The Master of Engineering Management degree is on the rise. On the surface it might seem the degree is meant for engineers eager to climb a few rungs in their career, hone their business skills, or flex their leadership skills.
But Jeffrey Glass, faculty director of Duke University’s Master of Engineering Management Program and a professor of electrical and computer engineering at the university, believes that any engineer could benefit from the degree. On the one hand, it’s more common for engineers to find themselves in management positions early in their careers. More important is the changing nature of engineering jobs at any level.
“What I think is a bigger driver for the Master of Engineering Management degrees that are coming up—and there are so many more than there were even five or ten years ago—is this idea that we no longer do engineering in a vacuum,” Glass says.
The traditional engineer of yesterday was given an engineering problem to solve and then did it. In school, the approach is often underscored with problems that have clearly defined answers. That’s not how it works in the real world anymore.
In earning an MEM degree, students learn the systems perspective, “where you look at an organization and the problems you’re trying to solve in a broader sense, not just from the simple engineering solution,” Glass says. “Now you have to solve a customer problem, an engineering problem, an organizational problem, and a stakeholder problem.”

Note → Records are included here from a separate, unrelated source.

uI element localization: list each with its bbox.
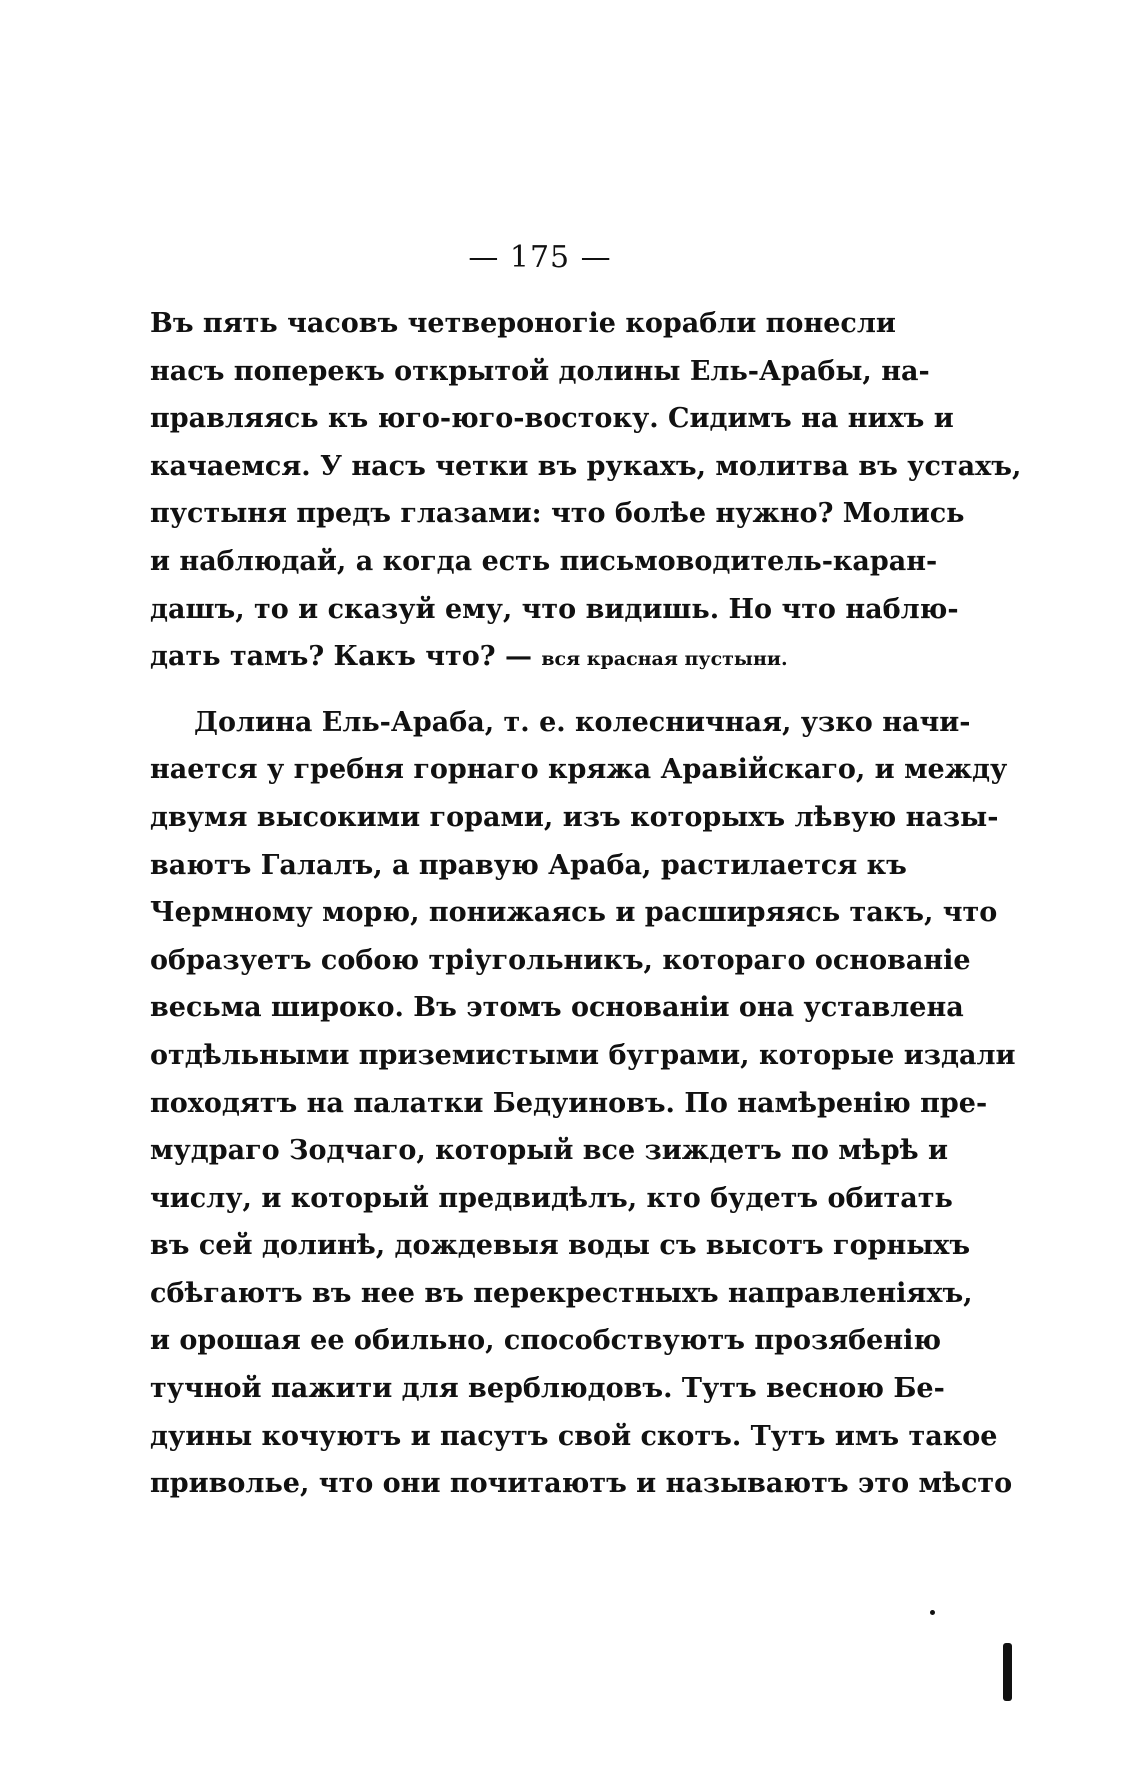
text-line: насъ поперекъ открытой долины Ель-Арабы, на- (150, 355, 930, 387)
text-line: пустыня предъ глазами: что болѣе нужно? Молись (150, 498, 965, 530)
text-line: походятъ на палатки Бедуиновъ. По намѣренію пре- (150, 1087, 988, 1119)
text-line: числу, и который предвидѣлъ, кто будетъ обитать (150, 1182, 953, 1214)
text-line: тучной пажити для верблюдовъ. Тутъ весною Бе- (150, 1373, 945, 1405)
text-line: въ сей долинѣ, дождевыя воды съ высотъ горныхъ (150, 1230, 971, 1262)
text-line: ваютъ Галалъ, а правую Араба, растилается къ (150, 849, 907, 881)
text-line: отдѣльными приземистыми буграми, которые издали (150, 1039, 1016, 1071)
text-line: мудраго Зодчаго, который все зиждетъ по мѣрѣ и (150, 1135, 948, 1167)
text-line: весьма широко. Въ этомъ основаніи она уставлена (150, 992, 964, 1024)
text-line: Въ пять часовъ четвероногіе корабли понесли (150, 308, 896, 339)
text-line: Чермному морю, понижаясь и расширяясь такъ, что (150, 897, 998, 929)
text-line: Долина Ель-Араба, т. е. колесничная, узко начи- (194, 706, 971, 738)
text-line: сбѣгаютъ въ нее въ перекрестныхъ направленіяхъ, (150, 1277, 973, 1309)
text-line: правляясь къ юго-юго-востоку. Сидимъ на нихъ и (150, 403, 954, 435)
text-line: приволье, что они почитаютъ и называютъ это мѣсто (150, 1468, 1013, 1500)
text-line: и орошая ее обильно, способствуютъ прозябенію (150, 1325, 942, 1357)
text-line: дашъ, то и сказуй ему, что видишь. Но что наблю- (150, 593, 959, 625)
text-line: дуины кочуютъ и пасутъ свой скотъ. Тутъ имъ такое (150, 1420, 998, 1452)
text-block (150, 300, 1022, 1508)
page-number: — 175 — (468, 240, 612, 275)
text-line (150, 633, 840, 681)
text-span: дать тамъ? Какъ что? — (150, 641, 542, 673)
paragraph-gap (150, 681, 840, 699)
small-text-span: вся красная пустыни. (541, 648, 788, 671)
text-line: и наблюдай, а когда есть письмоводитель-каран- (150, 545, 938, 577)
ink-dot-mark (930, 1610, 935, 1615)
text-line: нается у гребня горнаго кряжа Аравійскаго, и между (150, 754, 1008, 786)
text-line: образуетъ собою тріугольникъ, котораго основаніе (150, 944, 971, 976)
ink-bar-mark (1003, 1643, 1012, 1701)
text-line: качаемся. У насъ четки въ рукахъ, молитва въ устахъ, (150, 450, 1022, 482)
text-line: двумя высокими горами, изъ которыхъ лѣвую назы- (150, 801, 999, 833)
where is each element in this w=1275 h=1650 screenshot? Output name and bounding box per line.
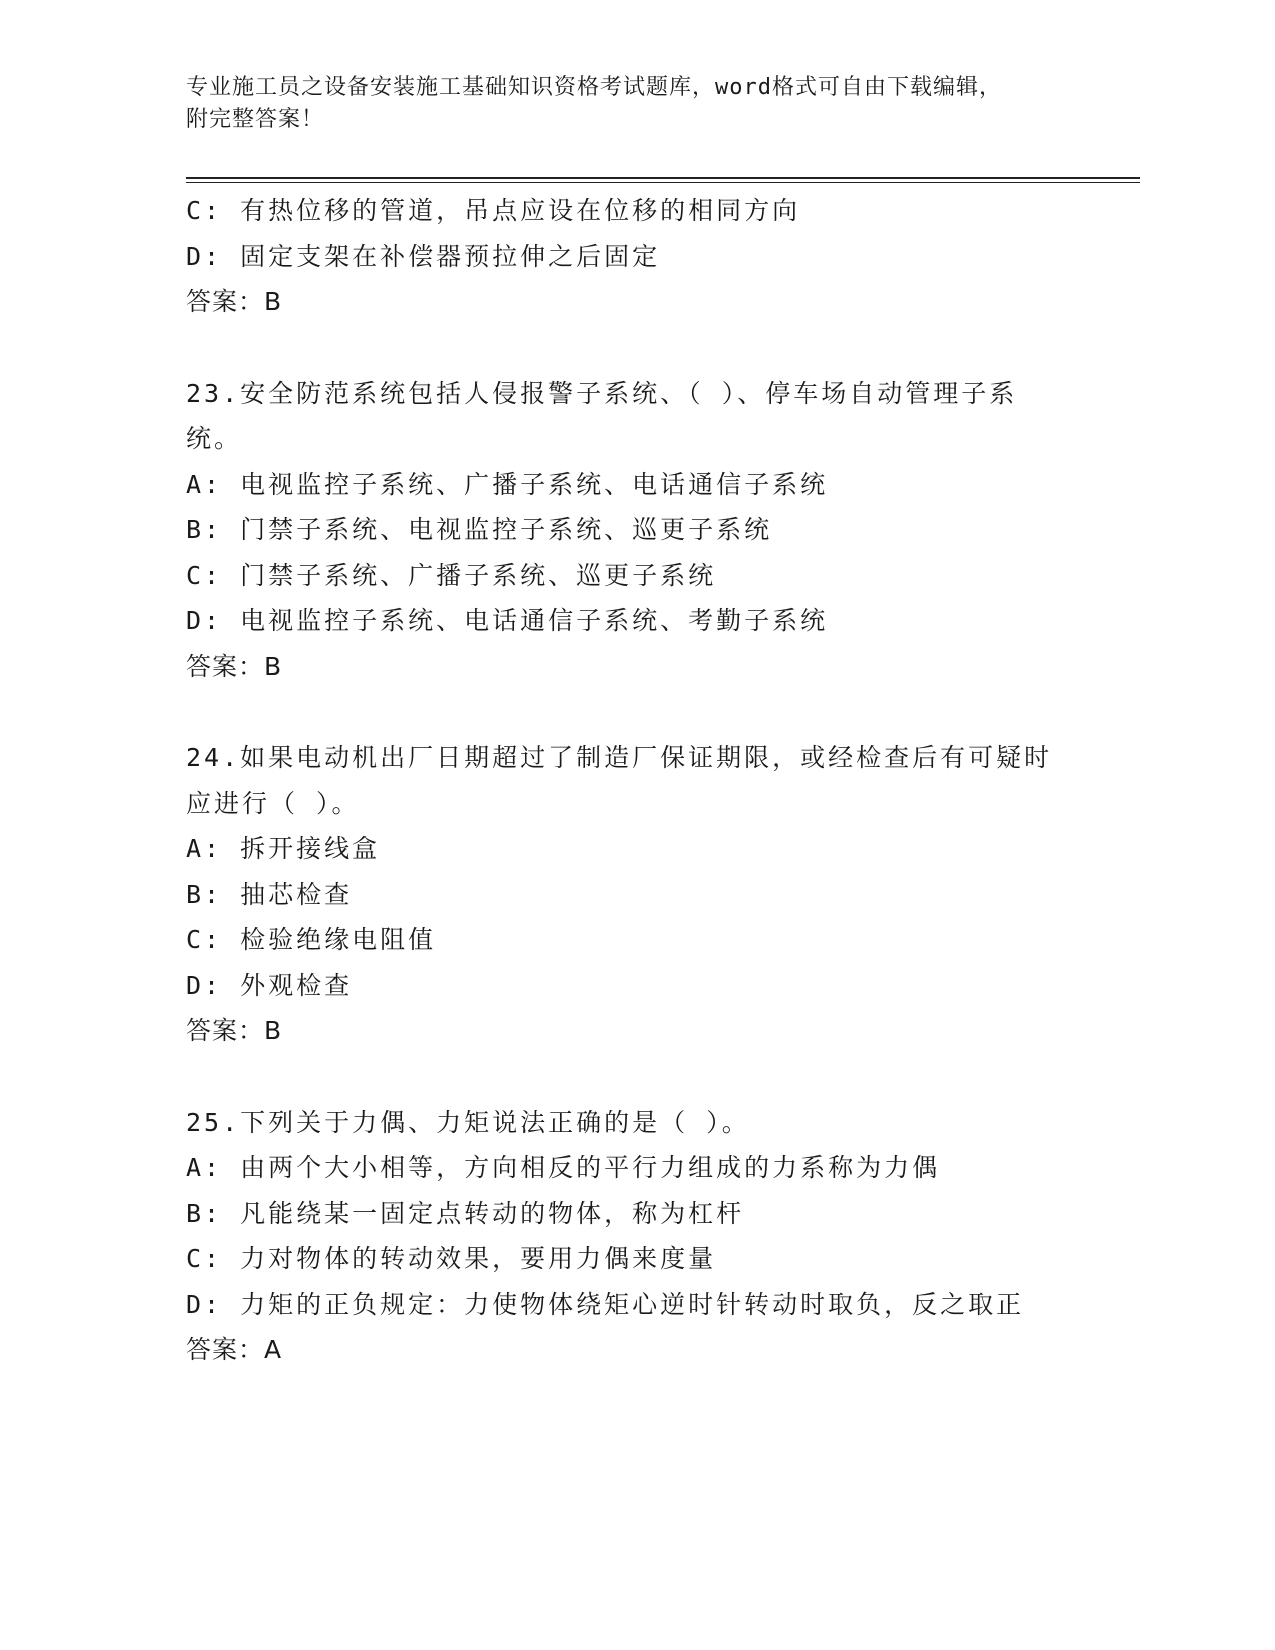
option-a: A: 电视监控子系统、广播子系统、电话通信子系统 [186,469,829,499]
option-d: D: 固定支架在补偿器预拉伸之后固定 [186,241,661,271]
document-header [186,72,1066,136]
header-line-1: 专业施工员之设备安装施工基础知识资格考试题库，word格式可自由下载编辑， [186,75,1002,100]
answer-line: 答案：B [186,1016,283,1045]
question-fragment [186,188,1086,325]
header-line-2: 附完整答案！ [186,107,325,132]
option-b: B: 抽芯检查 [186,879,353,909]
option-c: C: 门禁子系统、广播子系统、巡更子系统 [186,560,717,590]
header-rule-thick [186,177,1140,179]
answer-line: 答案：A [186,1335,283,1364]
option-d: D: 力矩的正负规定：力使物体绕矩心逆时针转动时取负，反之取正 [186,1289,1025,1319]
question-text-cont: 统。 [186,424,243,453]
question-text: 23.安全防范系统包括人侵报警子系统、（ ）、停车场自动管理子系 [186,378,1018,408]
question-25 [186,1100,1086,1373]
option-b: B: 凡能绕某一固定点转动的物体，称为杠杆 [186,1198,745,1228]
spacer [186,689,1086,735]
option-a: A: 拆开接线盒 [186,834,381,863]
header-rule-thin [186,182,1140,183]
question-23 [186,371,1086,690]
question-text: 24.如果电动机出厂日期超过了制造厂保证期限，或经检查后有可疑时 [186,743,1053,772]
option-d: D: 外观检查 [186,970,353,1000]
question-text: 25.下列关于力偶、力矩说法正确的是（ ）。 [186,1107,750,1137]
option-c: C: 检验绝缘电阻值 [186,925,437,954]
option-d: D: 电视监控子系统、电话通信子系统、考勤子系统 [186,606,829,635]
question-list [186,188,1086,1373]
spacer [186,1054,1086,1100]
option-c: C: 有热位移的管道，吊点应设在位移的相同方向 [186,196,801,225]
answer-line: 答案：B [186,651,283,681]
option-b: B: 门禁子系统、电视监控子系统、巡更子系统 [186,515,773,544]
answer-line: 答案：B [186,287,283,316]
option-c: C: 力对物体的转动效果，要用力偶来度量 [186,1244,717,1273]
question-24 [186,735,1086,1054]
spacer [186,325,1086,371]
question-text-cont: 应进行（ ）。 [186,788,360,818]
option-a: A: 由两个大小相等，方向相反的平行力组成的力系称为力偶 [186,1153,941,1182]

It’s not only that engineers must now know the context of the problems they’re working on. They are also faced with blurry end-zones and fuzzy data. “You’re going to have to decide when enough is enough and make a decision based on ambiguous information,” Glass says, “I think that’s a huge shift in the mindset.”

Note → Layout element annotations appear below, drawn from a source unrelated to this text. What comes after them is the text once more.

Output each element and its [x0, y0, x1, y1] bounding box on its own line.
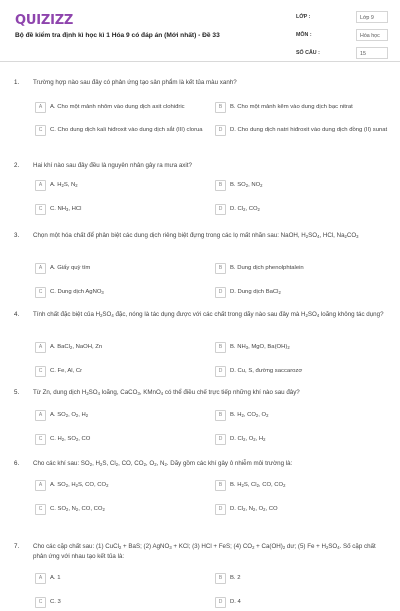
meta-panel	[296, 11, 388, 59]
option-text: D. 4	[230, 599, 241, 605]
question-text: Cho các khí sau: $SO_2$, $H_2S$, $Cl_2$, CO, $CO_2$, $O_2$, $N_2$. Dãy gồm các khí gây ô nhiễm môi trường là:	[33, 460, 293, 467]
question-number: 2.	[14, 162, 20, 169]
option-text: B. Cho một mảnh kẽm vào dung dịch bạc nitrat	[230, 104, 353, 110]
option-text: A. $SO_2$, $O_2$, $H_2$	[50, 412, 89, 418]
option-letter-badge: C	[35, 504, 46, 515]
option-letter-badge: D	[215, 125, 226, 136]
question-text: Hai khí nào sau đây đều là nguyên nhân gây ra mưa axit?	[33, 162, 192, 169]
option-letter-badge: B	[215, 410, 226, 421]
option-letter-badge: A	[35, 410, 46, 421]
option-text: A. Giấy quỳ tím	[50, 265, 91, 271]
meta-grade	[296, 11, 388, 23]
question-number: 3.	[14, 232, 20, 239]
quizizz-logo: QUIZIZZ	[15, 13, 74, 28]
meta-question-count	[296, 47, 388, 59]
option-text: D. Dung dịch BaCl$_2$	[230, 289, 281, 295]
option-text: A. $H_2S$, $N_2$	[50, 182, 78, 188]
meta-value: 15	[356, 47, 388, 59]
page-title: Bộ đề kiểm tra định kì học kì 1 Hóa 9 có đáp án (Mới nhất) - Đề 33	[15, 32, 220, 39]
option-letter-badge: A	[35, 342, 46, 353]
page-header	[0, 0, 400, 62]
meta-value: Hóa học	[356, 29, 388, 41]
option-letter-badge: C	[35, 287, 46, 298]
option-letter-badge: A	[35, 102, 46, 113]
option-letter-badge: B	[215, 480, 226, 491]
option-letter-badge: D	[215, 504, 226, 515]
question-text: Tính chất đặc biệt của $H_2SO_4$ đặc, nóng là tác dụng được với các chất trong dãy nào sau đây mà $H_2SO_4$ loãng không tác dụng?	[33, 311, 384, 318]
question-number: 4.	[14, 311, 20, 318]
option-letter-badge: C	[35, 434, 46, 445]
option-letter-badge: B	[215, 102, 226, 113]
option-letter-badge: D	[215, 287, 226, 298]
option-text: B. Dung dịch phenolphtalein	[230, 265, 304, 271]
option-text: C. $SO_2$, $N_2$, CO, $CO_2$	[50, 506, 105, 512]
option-text: C. $H_2$, $SO_2$, CO	[50, 436, 91, 442]
option-letter-badge: A	[35, 180, 46, 191]
option-letter-badge: B	[215, 263, 226, 274]
option-text: A. 1	[50, 575, 61, 581]
option-text: D. $Cl_2$, $N_2$, $O_2$, CO	[230, 506, 278, 512]
option-text: B. $H_2S$, $Cl_2$, CO, $CO_2$	[230, 482, 286, 488]
option-text: C. Fe, Al, Cr	[50, 368, 83, 374]
meta-label: SỐ CÂU :	[296, 50, 320, 56]
option-text: C. $NH_3$, HCl	[50, 206, 82, 212]
question-text: Từ Zn, dung dịch $H_2SO_4$ loãng, CaCO$_3$, KMnO$_4$ có thể điều chế trực tiếp những khí nào sau đây?	[33, 389, 300, 396]
question-text: Cho các cặp chất sau: (1) CuCl$_2$ + BaS; (2) AgNO$_3$ + KCl; (3) HCl + FeS; (4) $CO_2 + Ca(OH)_2$ dư; (5) $Fe + H_2SO_4$. Số cặp chất phản ứng với nhau tạo kết tủa là:	[33, 543, 376, 560]
option-letter-badge: A	[35, 480, 46, 491]
question-text: Chọn một hóa chất để phân biệt các dung dịch riêng biệt đựng trong các lọ mất nhãn sau: NaOH, $H_2SO_4$, HCl, $Na_2CO_3$	[33, 232, 359, 239]
question-number: 5.	[14, 389, 20, 396]
option-text: B. 2	[230, 575, 241, 581]
question-number: 1.	[14, 79, 20, 86]
option-text: B. $NH_3$, MgO, $Ba(OH)_2$	[230, 344, 290, 350]
option-letter-badge: C	[35, 597, 46, 608]
option-letter-badge: D	[215, 204, 226, 215]
meta-subject	[296, 29, 388, 41]
option-text: D. $Cl_2$, $O_2$, $H_2$	[230, 436, 266, 442]
option-text: A. $SO_2$, $H_2S$, CO, $CO_2$	[50, 482, 109, 488]
question-number: 6.	[14, 460, 20, 467]
option-text: C. 3	[50, 599, 61, 605]
option-letter-badge: A	[35, 573, 46, 584]
option-letter-badge: D	[215, 597, 226, 608]
option-text: A. BaCl$_2$, NaOH, Zn	[50, 344, 103, 350]
option-letter-badge: A	[35, 263, 46, 274]
option-text: C. Dung dịch AgNO$_3$	[50, 289, 104, 295]
option-text: C. Cho dung dịch kali hiđroxit vào dung dịch sắt (III) clorua	[50, 127, 203, 133]
option-letter-badge: D	[215, 434, 226, 445]
question-number: 7.	[14, 543, 20, 550]
option-letter-badge: C	[35, 366, 46, 377]
meta-label: LỚP :	[296, 14, 311, 20]
option-text: D. $Cl_2$, $CO_2$	[230, 206, 260, 212]
option-letter-badge: B	[215, 573, 226, 584]
meta-value: Lớp 9	[356, 11, 388, 23]
meta-label: MÔN :	[296, 32, 312, 38]
option-text: D. Cu, S, đường saccarozơ	[230, 368, 303, 374]
option-letter-badge: B	[215, 180, 226, 191]
option-letter-badge: D	[215, 366, 226, 377]
question-text: Trường hợp nào sau đây có phản ứng tạo sản phẩm là kết tủa màu xanh?	[33, 79, 237, 86]
option-letter-badge: C	[35, 204, 46, 215]
option-text: A. Cho một mảnh nhôm vào dung dịch axit clohiđric	[50, 104, 185, 110]
option-text: B. $H_2$, $CO_2$, $O_2$	[230, 412, 269, 418]
option-letter-badge: B	[215, 342, 226, 353]
option-text: B. $SO_2$, $NO_2$	[230, 182, 263, 188]
option-letter-badge: C	[35, 125, 46, 136]
option-text: D. Cho dung dịch natri hiđroxit vào dung dịch đồng (II) sunat	[230, 127, 388, 133]
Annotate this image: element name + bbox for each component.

While the MEM program trains engineers for the leadership skills and business acumen needed in managerial roles, the skills gained through the degree can be applied to many aspects of a job. Engineers with this broader outlook are more and more sought after, whatever the position they are being sought to fill.
“Companies are going to see them as much more highly valued because they understand some of the decisions that maybe can’t be explained with the principles and the knowledge that a conventional engineer would have,” Glass says. “If they have this knowledge of the organizational context and the business context, they understand that, ‘OK, there are things here that are not related to the technology or engineering. I can accept that.’ ”
It might seem, at first glance, that dealing with such ambiguity is antithetical to the typical engineering frame of mind. But this isn’t necessarily the case. “I’ve managed a lot of engineers, and what I love about it is that they are very analytical and willing to learn anything, anytime,” Glass says. “So that makes them very good in terms of management. The ambiguity problem is just a matter of practice, it’s a matter of skill sets applied to a different environment.”
The bottom line is that an MEM degree not only helps engineers be better managers, but trains them to be better overall employees. “It’s not to set them up to be a manger right away, but to be the most effective engineer right away,” Glass says.